Patients also may think of two-part rinses as being less expensive. They are ... for the doctor. Rinses cost less to purchase than foams or gels in many cases. Only the doctor can decide if the savings is passed along to the patient. But, because two-part rinses have not been sufficiently researched regarding anticaries effectiveness, the rinse may be highly costly to the patient during future restorative treatment. As a matter of fact, fluoride researchers warn clinicians that the chances are very unlikely that a rinse with 1,500-3,000 ppm could be as effective as topical fluoride with 9,000-12,300 ppm delivered in a tray.
So the question remains ... can a two-part fluoride rinse be used effectively in place of a conventional gel/tray treatment in the office? Again, CRA says the answer to that question is "uncertain."
The CRA Newsletter stated in 1990, "Although laboratory studies have been generally favorable, there have been no randomized double-blind clinical studies demonstrating efficacy of this concept for professional use. Efficacy with professional use is questioned for three reasons: fluoride is delivered in the presence of saliva; low fluoride concentrations are used; and contact times of less than four minutes are often used. Therefore, use should be limited to patients who refuse gel/tray fluoride application.

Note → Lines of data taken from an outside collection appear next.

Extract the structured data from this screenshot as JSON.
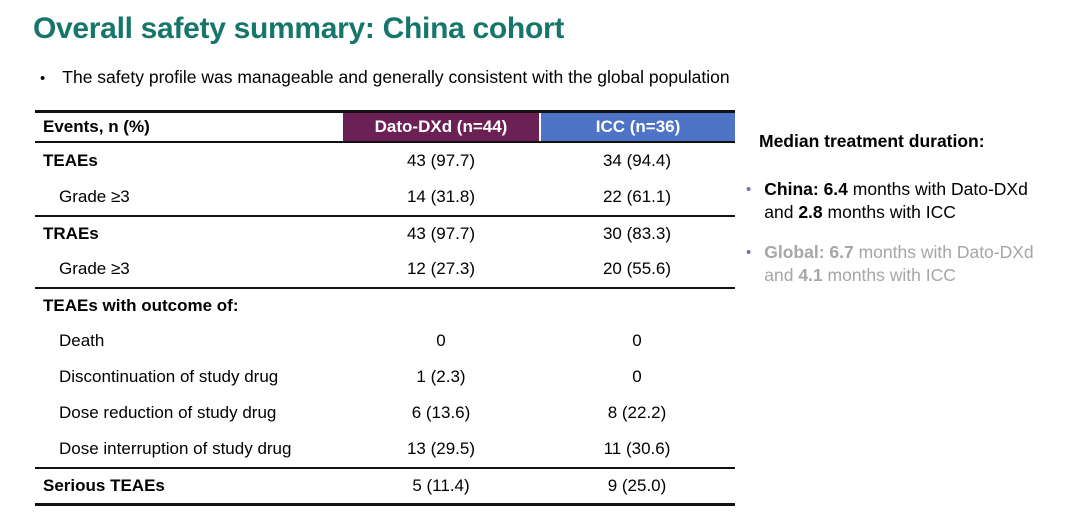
{
  "title": "Overall safety summary: China cohort",
  "subtitle": {
    "bullet": "•",
    "text": "The safety profile was manageable and generally consistent with the global population"
  },
  "colors": {
    "title_teal": "#17766A",
    "dato_header_maroon": "#6B2155",
    "icc_header_blue": "#4E74C8",
    "muted_gray": "#A6A6A6",
    "side_bullet_purple": "#7270B4"
  },
  "table": {
    "headers": {
      "events": "Events, n (%)",
      "dato": "Dato-DXd (n=44)",
      "icc": "ICC (n=36)"
    },
    "rows": [
      {
        "label": "TEAEs",
        "dato": "43 (97.7)",
        "icc": "34 (94.4)"
      },
      {
        "label": "Grade ≥3",
        "dato": "14 (31.8)",
        "icc": "22 (61.1)"
      },
      {
        "label": "TRAEs",
        "dato": "43 (97.7)",
        "icc": "30 (83.3)"
      },
      {
        "label": "Grade ≥3",
        "dato": "12 (27.3)",
        "icc": "20 (55.6)"
      },
      {
        "label": "TEAEs with outcome of:",
        "dato": "",
        "icc": ""
      },
      {
        "label": "Death",
        "dato": "0",
        "icc": "0"
      },
      {
        "label": "Discontinuation of study drug",
        "dato": "1 (2.3)",
        "icc": "0"
      },
      {
        "label": "Dose reduction of study drug",
        "dato": "6 (13.6)",
        "icc": "8 (22.2)"
      },
      {
        "label": "Dose interruption of study drug",
        "dato": "13 (29.5)",
        "icc": "11 (30.6)"
      },
      {
        "label": "Serious TEAEs",
        "dato": "5 (11.4)",
        "icc": "9 (25.0)"
      }
    ]
  },
  "side": {
    "heading": "Median treatment duration:",
    "bullet_glyph": "•",
    "china": {
      "b1": "China: 6.4",
      "t1": " months with Dato-DXd and ",
      "b2": "2.8",
      "t2": " months with ICC"
    },
    "global": {
      "b1": "Global: 6.7",
      "t1": " months with Dato-DXd and ",
      "b2": "4.1",
      "t2": " months with ICC"
    }
  }
}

Lynn Tolle-Watts, RDH, a professor at Old Dominion University in Norfolk, Va., echoed these reservations about this product: "I am aware there is not research backing up the claims of the two-part fluoride rinses and do not advocate their use as a result. I believe their use in practice is related to their ease of use. I think many practitioners believe this makes up for the lack of science and or just depend on the claims of the sales rep."